Saturday, June 17, 2006

Oh! Ding-a-ling! I knows it!

Last night we had a game of T2R: Marklin, and then the trivia hit the fan with a game of smarty party, and then two games of Stage II. Stage II asks trivia questions, and the answers form a theme (somewhat like Password). It's a great game ... but it does have the problem that it's over two decades old. And it asks tough questions, and has a few themes that are nigh impossible. [Do you know who Nixon's VP candidate in 1960 was? How about who lost the 1928 presidential election? What was Mary's (of "Peter, Paul &" fame) last name?

The classic moment of the night, though was when the answers were:
  • Barry Nelson
  • Woody Allen
  • David Niven
  • Roger Moore
(And one name I forget). At this point, Michael said "Well, it could be James Bond, except for Woody Allen ... ". But he hadn't paid to make a guess. The next answer? "Sean Connery." At this point, everyone was so convinced about Woody Allen that nobody was willing to make the obvious guess ... so nobody got the theme.

In Michael's defense, the Wikipedia page on James Bond doesn't even list Woody Allen, but his list of films does include his version of Casino Royale. (Pretty much every non-famous name on there starred in a non-official Casino Royale).

Perhaps we should give the people born after the game was published a few extra points, though.

And if you feel the need for more humor, see the recent Get Fuzzy quick show.


At 6:03 PM, June 17, 2006, Blogger Michael said...

An updated Stage II would be so nice. It absolutely crushes Trivial Pursuit in every category in terms of mechanics: less luck, less downtime, tons of added interest through the theme mechanic.
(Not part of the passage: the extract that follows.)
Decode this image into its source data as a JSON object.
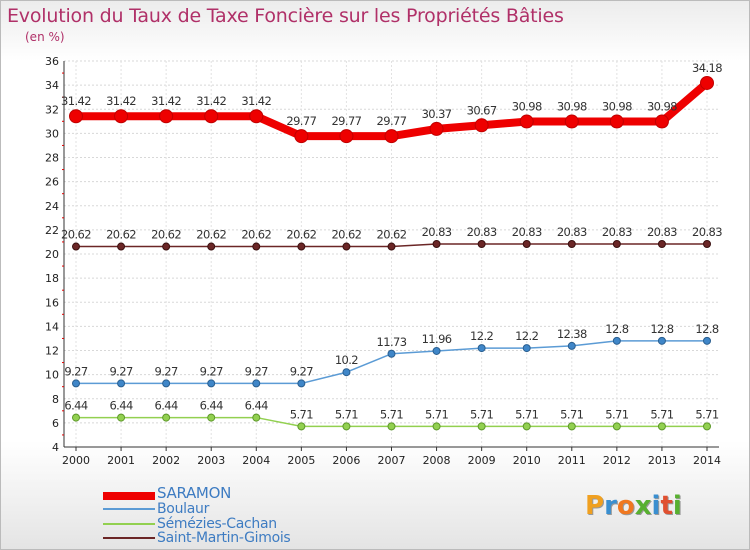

I really enjoy trivia games for the most part and its a nice change from the typical fare.

And the theme is William.

At 11:10 PM, June 17, 2006, Blogger Jonathan W. said...

I liked the game, but when it was published the year of your birth you are at disadvantage. The only themes I got were boxing, football, and another boxing.

Beyond that I was lost on a lot of the themes.